- Squirrel Hollow County Park Historic District
- U.S. National Register of Historic Places
- U.S. Historic district
- Location: Eastern bank of the North Raccoon River southeast of Jefferson
- Coordinates: 41°57′07″N 94°17′16″W﻿ / ﻿41.95194°N 94.28778°W
- Area: 60 acres (24 ha)
- Built: 1934-1936
- Built by: Civil Works Administration Public Works Administration Works Progress Administration
- Architect: Central Design Office, Iowa State College
- MPS: Conservation Movement in Iowa MPS
- NRHP reference No.: 91001835
- Added to NRHP: December 23, 1991

= Squirrel Hollow Park =

Squirrel Hollow County Park is located along the North Raccoon River southeast of Jefferson, Iowa, United States.
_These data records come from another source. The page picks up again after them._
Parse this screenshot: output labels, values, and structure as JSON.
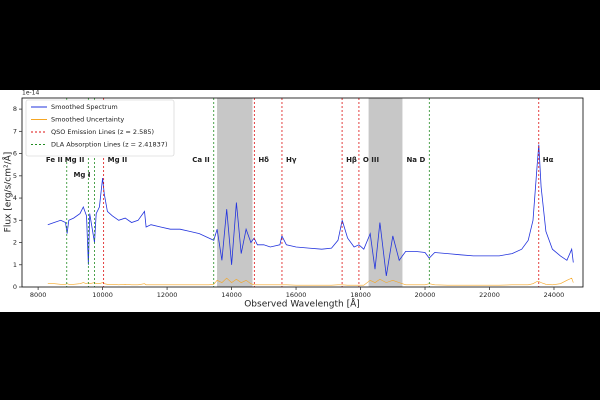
{
  "chart_data": {
    "type": "line",
    "x_label": "Observed Wavelength [Å]",
    "y_label": "Flux [erg/s/cm²/Å]",
    "y_offset_label": "1e-14",
    "xlim": [
      7500,
      24900
    ],
    "ylim": [
      0,
      8.5
    ],
    "xticks": [
      8000,
      10000,
      12000,
      14000,
      16000,
      18000,
      20000,
      22000,
      24000
    ],
    "yticks": [
      0,
      1,
      2,
      3,
      4,
      5,
      6,
      7,
      8
    ],
    "shaded_regions": [
      [
        13550,
        14650
      ],
      [
        18250,
        19300
      ]
    ],
    "shade_color": "#999999",
    "x": [
      8300,
      8500,
      8700,
      8850,
      8900,
      8950,
      9100,
      9300,
      9400,
      9500,
      9560,
      9600,
      9750,
      9800,
      9900,
      10000,
      10050,
      10150,
      10300,
      10500,
      10700,
      10900,
      11100,
      11300,
      11350,
      11500,
      11800,
      12100,
      12400,
      12700,
      13000,
      13300,
      13450,
      13550,
      13700,
      13850,
      14000,
      14150,
      14300,
      14450,
      14600,
      14700,
      14800,
      15000,
      15200,
      15500,
      15560,
      15700,
      16000,
      16400,
      16800,
      17100,
      17300,
      17430,
      17600,
      17800,
      17950,
      18100,
      18300,
      18450,
      18600,
      18800,
      19000,
      19200,
      19400,
      19700,
      20000,
      20130,
      20300,
      20700,
      21100,
      21500,
      21900,
      22300,
      22700,
      23000,
      23200,
      23350,
      23480,
      23530,
      23600,
      23750,
      23950,
      24200,
      24400,
      24550,
      24600
    ],
    "series": [
      {
        "name": "Smoothed Spectrum",
        "color": "#2233dd",
        "values": [
          2.8,
          2.9,
          3.0,
          2.9,
          2.4,
          3.0,
          3.1,
          3.3,
          3.6,
          3.2,
          1.0,
          3.3,
          2.0,
          3.3,
          3.6,
          4.9,
          4.2,
          3.4,
          3.2,
          3.0,
          3.1,
          2.9,
          3.0,
          3.4,
          2.7,
          2.8,
          2.7,
          2.6,
          2.6,
          2.5,
          2.4,
          2.2,
          2.1,
          2.6,
          1.2,
          3.5,
          1.0,
          3.8,
          1.5,
          2.6,
          2.0,
          2.2,
          1.9,
          1.9,
          1.8,
          1.9,
          2.3,
          1.9,
          1.8,
          1.75,
          1.7,
          1.75,
          2.1,
          3.0,
          2.2,
          1.8,
          1.9,
          1.7,
          2.4,
          0.8,
          2.9,
          0.5,
          2.3,
          1.2,
          1.6,
          1.6,
          1.55,
          1.3,
          1.55,
          1.5,
          1.45,
          1.4,
          1.4,
          1.4,
          1.5,
          1.7,
          2.1,
          3.0,
          5.5,
          6.4,
          4.5,
          2.5,
          1.7,
          1.4,
          1.2,
          1.7,
          1.1
        ]
      },
      {
        "name": "Smoothed Uncertainty",
        "color": "#f5a623",
        "values": [
          0.15,
          0.15,
          0.12,
          0.12,
          0.15,
          0.12,
          0.12,
          0.15,
          0.2,
          0.15,
          0.2,
          0.15,
          0.2,
          0.15,
          0.15,
          0.2,
          0.15,
          0.12,
          0.12,
          0.1,
          0.12,
          0.1,
          0.1,
          0.15,
          0.1,
          0.1,
          0.1,
          0.1,
          0.1,
          0.1,
          0.1,
          0.1,
          0.12,
          0.3,
          0.2,
          0.4,
          0.2,
          0.35,
          0.2,
          0.3,
          0.15,
          0.1,
          0.1,
          0.1,
          0.1,
          0.1,
          0.1,
          0.1,
          0.08,
          0.08,
          0.08,
          0.08,
          0.1,
          0.1,
          0.08,
          0.08,
          0.08,
          0.08,
          0.3,
          0.2,
          0.35,
          0.2,
          0.3,
          0.2,
          0.1,
          0.1,
          0.1,
          0.15,
          0.1,
          0.08,
          0.08,
          0.08,
          0.08,
          0.08,
          0.1,
          0.1,
          0.1,
          0.15,
          0.25,
          0.25,
          0.2,
          0.12,
          0.1,
          0.15,
          0.3,
          0.4,
          0.2
        ]
      }
    ],
    "emission_lines": {
      "name": "QSO Emission Lines (z = 2.585)",
      "color": "#dd1111",
      "lines": [
        {
          "label": "Mg II",
          "wavelength": 10032
        },
        {
          "label": "Hδ",
          "wavelength": 14706
        },
        {
          "label": "Hγ",
          "wavelength": 15563
        },
        {
          "label": "Hβ",
          "wavelength": 17428
        },
        {
          "label": "O III",
          "wavelength": 17950
        },
        {
          "label": "Hα",
          "wavelength": 23528
        }
      ]
    },
    "absorption_lines": {
      "name": "DLA Absorption Lines (z = 2.41837)",
      "color": "#228b22",
      "lines": [
        {
          "label": "Fe II",
          "wavelength": 8888
        },
        {
          "label": "Mg II",
          "wavelength": 9558
        },
        {
          "label": "Mg I",
          "wavelength": 9749
        },
        {
          "label": "Ca II",
          "wavelength": 13447
        },
        {
          "label": "Na D",
          "wavelength": 20133
        }
      ]
    }
  }
}
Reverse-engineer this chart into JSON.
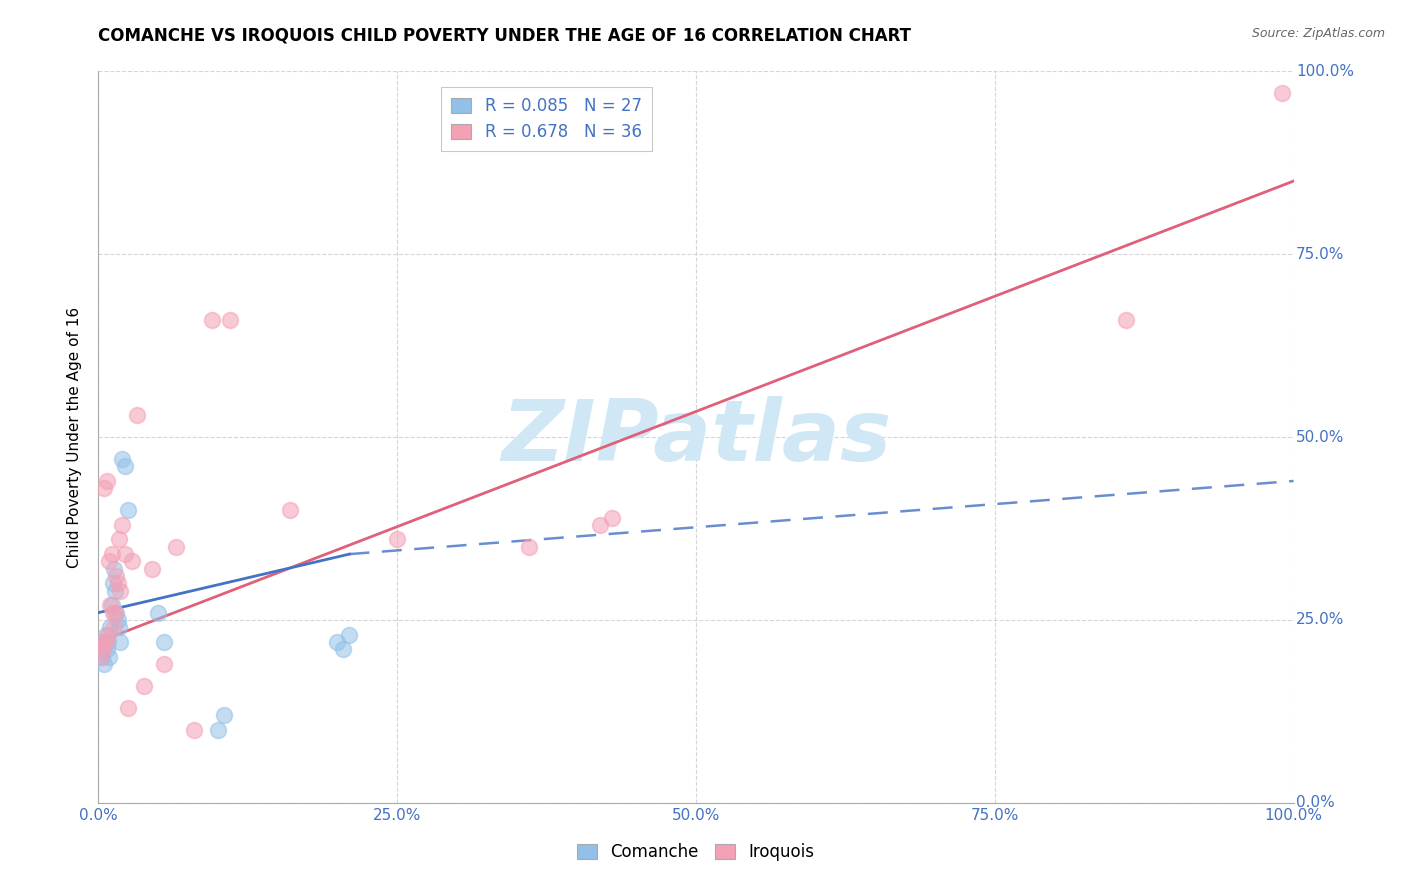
{
  "title": "COMANCHE VS IROQUOIS CHILD POVERTY UNDER THE AGE OF 16 CORRELATION CHART",
  "source": "Source: ZipAtlas.com",
  "ylabel": "Child Poverty Under the Age of 16",
  "comanche_R": 0.085,
  "comanche_N": 27,
  "iroquois_R": 0.678,
  "iroquois_N": 36,
  "comanche_color": "#92c0e8",
  "iroquois_color": "#f4a0b5",
  "comanche_line_color": "#4472c4",
  "iroquois_line_color": "#e0607a",
  "watermark_color": "#d0e8f5",
  "xlim": [
    0,
    1
  ],
  "ylim": [
    0,
    1
  ],
  "xticks": [
    0.0,
    0.25,
    0.5,
    0.75,
    1.0
  ],
  "yticks": [
    0.0,
    0.25,
    0.5,
    0.75,
    1.0
  ],
  "comanche_x": [
    0.002,
    0.003,
    0.004,
    0.005,
    0.006,
    0.007,
    0.008,
    0.009,
    0.01,
    0.011,
    0.012,
    0.013,
    0.014,
    0.015,
    0.016,
    0.017,
    0.018,
    0.02,
    0.022,
    0.025,
    0.05,
    0.055,
    0.1,
    0.105,
    0.2,
    0.205,
    0.21
  ],
  "comanche_y": [
    0.22,
    0.2,
    0.21,
    0.19,
    0.23,
    0.21,
    0.22,
    0.2,
    0.24,
    0.27,
    0.3,
    0.32,
    0.29,
    0.26,
    0.25,
    0.24,
    0.22,
    0.47,
    0.46,
    0.4,
    0.26,
    0.22,
    0.1,
    0.12,
    0.22,
    0.21,
    0.23
  ],
  "iroquois_x": [
    0.002,
    0.003,
    0.004,
    0.005,
    0.006,
    0.007,
    0.008,
    0.009,
    0.01,
    0.011,
    0.012,
    0.013,
    0.014,
    0.015,
    0.016,
    0.017,
    0.018,
    0.02,
    0.022,
    0.025,
    0.028,
    0.032,
    0.038,
    0.045,
    0.055,
    0.065,
    0.08,
    0.095,
    0.11,
    0.16,
    0.25,
    0.36,
    0.42,
    0.43,
    0.86,
    0.99
  ],
  "iroquois_y": [
    0.2,
    0.22,
    0.21,
    0.43,
    0.22,
    0.44,
    0.23,
    0.33,
    0.27,
    0.34,
    0.26,
    0.24,
    0.26,
    0.31,
    0.3,
    0.36,
    0.29,
    0.38,
    0.34,
    0.13,
    0.33,
    0.53,
    0.16,
    0.32,
    0.19,
    0.35,
    0.1,
    0.66,
    0.66,
    0.4,
    0.36,
    0.35,
    0.38,
    0.39,
    0.66,
    0.97
  ],
  "iroquois_line_x0": 0.0,
  "iroquois_line_y0": 0.22,
  "iroquois_line_x1": 1.0,
  "iroquois_line_y1": 0.85,
  "comanche_line_solid_x0": 0.0,
  "comanche_line_solid_y0": 0.26,
  "comanche_line_solid_x1": 0.21,
  "comanche_line_solid_y1": 0.34,
  "comanche_line_dash_x0": 0.21,
  "comanche_line_dash_y0": 0.34,
  "comanche_line_dash_x1": 1.0,
  "comanche_line_dash_y1": 0.44
}
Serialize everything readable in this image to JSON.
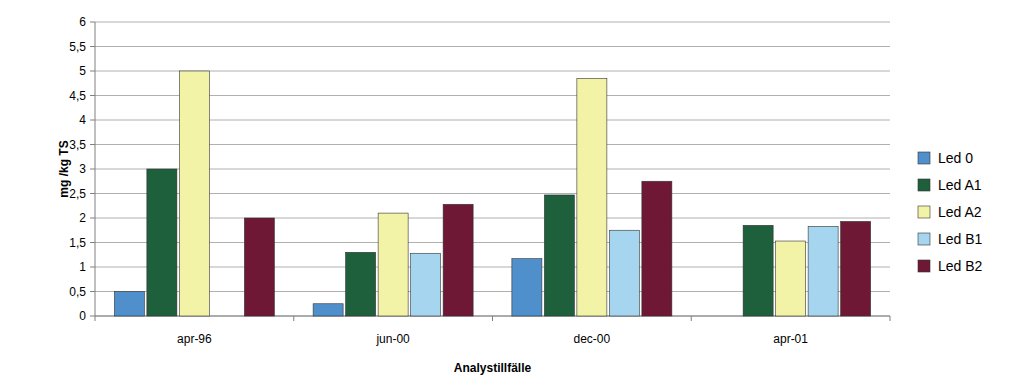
{
  "chart_data": {
    "type": "bar",
    "x_label": "Analystillfälle",
    "y_label": "mg /kg TS",
    "categories": [
      "apr-96",
      "jun-00",
      "dec-00",
      "apr-01"
    ],
    "series": [
      {
        "name": "Led 0",
        "color": "#4f8fcb",
        "values": [
          0.5,
          0.25,
          1.17,
          0
        ]
      },
      {
        "name": "Led A1",
        "color": "#1e5f3c",
        "values": [
          3.0,
          1.3,
          2.47,
          1.85
        ]
      },
      {
        "name": "Led A2",
        "color": "#f3f3a8",
        "values": [
          5.0,
          2.1,
          4.85,
          1.53
        ]
      },
      {
        "name": "Led B1",
        "color": "#a6d5f0",
        "values": [
          null,
          1.28,
          1.75,
          1.83
        ]
      },
      {
        "name": "Led B2",
        "color": "#6e1836",
        "values": [
          2.0,
          2.28,
          2.75,
          1.93
        ]
      }
    ],
    "ylim": [
      0,
      6
    ],
    "yticks": [
      0,
      {
        "value": 0.5,
        "label": "0,5"
      },
      1,
      {
        "value": 1.5,
        "label": "1,5"
      },
      2,
      {
        "value": 2.5,
        "label": "2,5"
      },
      3,
      {
        "value": 3.5,
        "label": "3,5"
      },
      4,
      {
        "value": 4.5,
        "label": "4,5"
      },
      5,
      {
        "value": 5.5,
        "label": "5,5"
      },
      6
    ],
    "grid": true,
    "legend": "right"
  }
}
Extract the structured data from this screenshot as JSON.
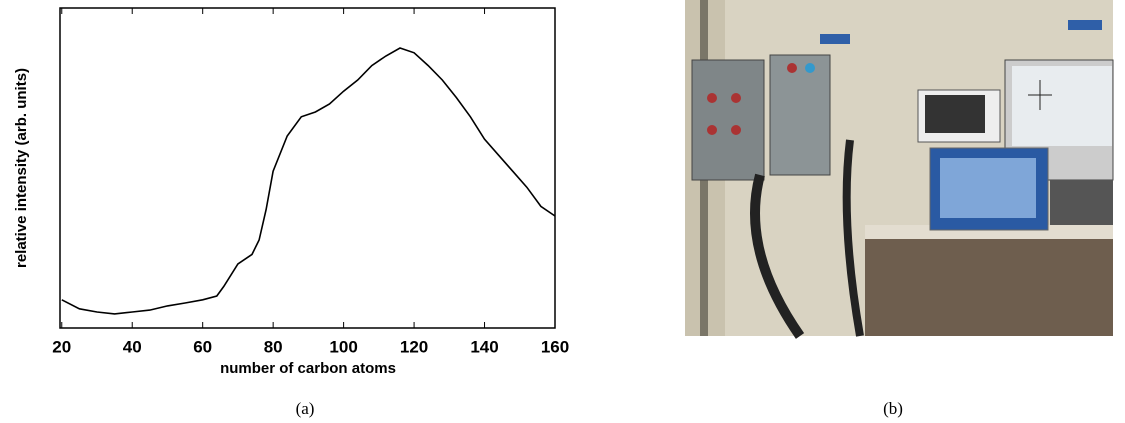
{
  "chart_data": {
    "type": "line",
    "xlabel": "number of carbon atoms",
    "ylabel": "relative intensity (arb. units)",
    "x": [
      20,
      25,
      30,
      35,
      40,
      45,
      50,
      55,
      60,
      64,
      66,
      70,
      74,
      76,
      78,
      80,
      84,
      88,
      92,
      96,
      100,
      104,
      108,
      112,
      116,
      120,
      124,
      128,
      132,
      136,
      140,
      144,
      148,
      152,
      156,
      160
    ],
    "y": [
      8.8,
      6,
      5,
      4.4,
      5,
      5.6,
      6.9,
      7.8,
      8.8,
      10,
      13,
      20,
      23,
      27.5,
      37,
      49,
      60,
      66,
      67.5,
      70,
      74,
      77.5,
      82,
      85,
      87.5,
      86,
      82,
      77.5,
      72,
      66,
      59,
      54,
      49,
      44,
      38,
      35
    ],
    "color": "#000000",
    "xlim": [
      19.5,
      160
    ],
    "xticks": [
      20,
      40,
      60,
      80,
      100,
      120,
      140,
      160
    ],
    "ylim": [
      0,
      100
    ]
  },
  "captions": [
    "(a)",
    "(b)"
  ]
}
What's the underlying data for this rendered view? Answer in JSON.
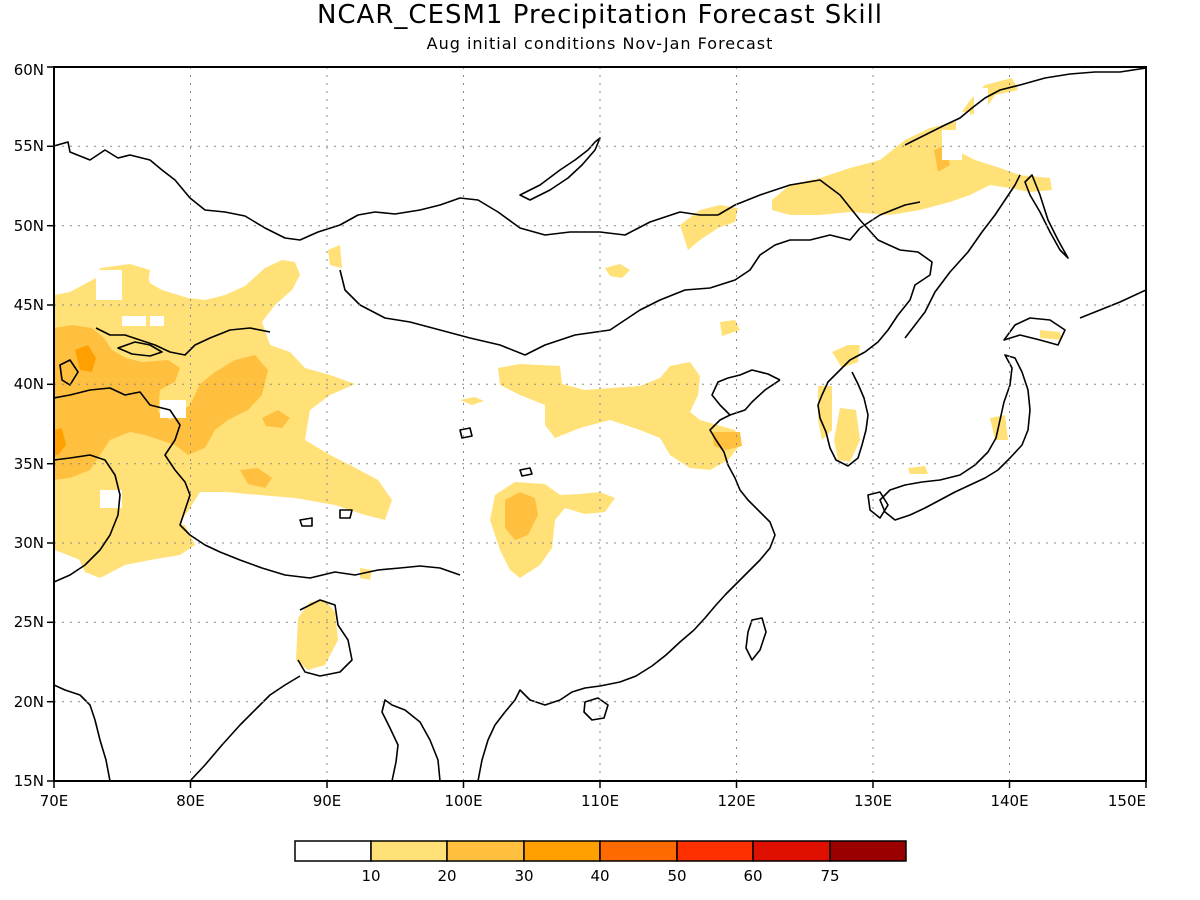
{
  "title": "NCAR_CESM1 Precipitation Forecast Skill",
  "subtitle": "Aug initial conditions  Nov-Jan Forecast",
  "map": {
    "lon_range": [
      70,
      150
    ],
    "lat_range": [
      15,
      60
    ],
    "lon_ticks": [
      "70E",
      "80E",
      "90E",
      "100E",
      "110E",
      "120E",
      "130E",
      "140E",
      "150E"
    ],
    "lat_ticks": [
      "15N",
      "20N",
      "25N",
      "30N",
      "35N",
      "40N",
      "45N",
      "50N",
      "55N",
      "60N"
    ],
    "grid": "dotted"
  },
  "colorbar": {
    "labels": [
      "10",
      "20",
      "30",
      "40",
      "50",
      "60",
      "75"
    ],
    "colors": [
      "#ffffff",
      "#ffe178",
      "#ffc040",
      "#ffa000",
      "#ff6a00",
      "#ff3000",
      "#e01000",
      "#9a0000"
    ]
  },
  "colors": {
    "level_10_20": "#ffe178",
    "level_20_30": "#ffc040",
    "level_30_40": "#ffa000",
    "coast": "#000000"
  }
}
It was established in 1934, and it is the second oldest county park in the state of Iowa. The 60 acre park is bordered on two sides by a 147 acre wildlife management area. Both are managed by the Greene County Conservation Board. They are open from April 1 to November 1 and feature facilities for camping, fishing, canoeing, kayaking, hiking, picnicking, and equestrian camping and trails. The park was listed as a historic district on the National Register of Historic Places in 1991.

==Historic district==
Ten park structures are included in the historic district, of which three are contributing buildings and seven are contributing structures. They were designed by the Central Design Office at Iowa State College, now Iowa State University, and built by the Civil Works Administration, Works Progress Administration, and the Public Works Administration between 1934 and 1936. The three buildings are a shelter house and two latrines. The 36 by 20.5 ft shelter house features old mill stones in the center of the concrete floor. The structures include two fireplaces located east of the shelter house, the stone retaining wall on the east bank of the Raccoon River, two entrance portals along the county access road, a ball diamond, and the gravel road system.